All this means that there will be no popping across the corridor for a quick scrounge; instead, appointments must be made, journeys on the London Underground undertaken. Yet with give-and-take being so crucial for the scrounge culture, I foresee a problem: I may borrow from colleagues on the main site, but no one is going to travel up here to borrow something from me in turn. Hence, any scrounges will become increasingly one-sided, and therefore psychologically unsustainable. I fear we will have to get used to going it alone – and preparing well in advance for any contingency.

So here I am, getting to grips with things. The lab has tissue culture hoods but no CO2 mains or liquid nitrogen. Historically a clinical microbiology lab, we’re strong on Gram’s iodine, agar plates, haemocytometers and specimen jars, but entirely lacking in basic items like enzymes, the means to assess DNA and protein, and advanced imaging apparati.

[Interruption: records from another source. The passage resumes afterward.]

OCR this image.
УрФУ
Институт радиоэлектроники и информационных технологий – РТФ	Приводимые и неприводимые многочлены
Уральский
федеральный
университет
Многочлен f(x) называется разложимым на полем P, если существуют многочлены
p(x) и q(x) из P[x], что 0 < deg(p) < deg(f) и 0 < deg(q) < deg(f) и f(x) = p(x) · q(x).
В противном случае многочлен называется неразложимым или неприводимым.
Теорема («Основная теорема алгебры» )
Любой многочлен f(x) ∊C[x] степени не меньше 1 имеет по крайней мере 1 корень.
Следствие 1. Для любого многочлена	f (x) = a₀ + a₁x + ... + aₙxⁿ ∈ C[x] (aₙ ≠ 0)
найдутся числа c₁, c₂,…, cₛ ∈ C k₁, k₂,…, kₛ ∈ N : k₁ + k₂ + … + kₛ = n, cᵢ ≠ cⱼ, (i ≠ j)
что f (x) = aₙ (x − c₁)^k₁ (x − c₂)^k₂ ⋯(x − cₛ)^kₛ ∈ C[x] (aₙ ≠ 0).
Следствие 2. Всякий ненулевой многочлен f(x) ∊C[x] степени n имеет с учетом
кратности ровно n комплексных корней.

So we’re busy ringing up companies, getting quotes, sketching floorplans, liaising with the site manager.

It’s exciting to face this blank canvas, roll up my sleeves and start making something vibrant and exciting out of it. In fact, it’s made me realize that throughout my career in both research and publishing, the appointments which have proved most stimulating and successful have been those in which the culture or infrastructure needed sorting out, shaking up, reinvention.

Ladies and gentlemen, the Doctor is In.

She’s only wishing she’d brought along that scruffy Falcon tube.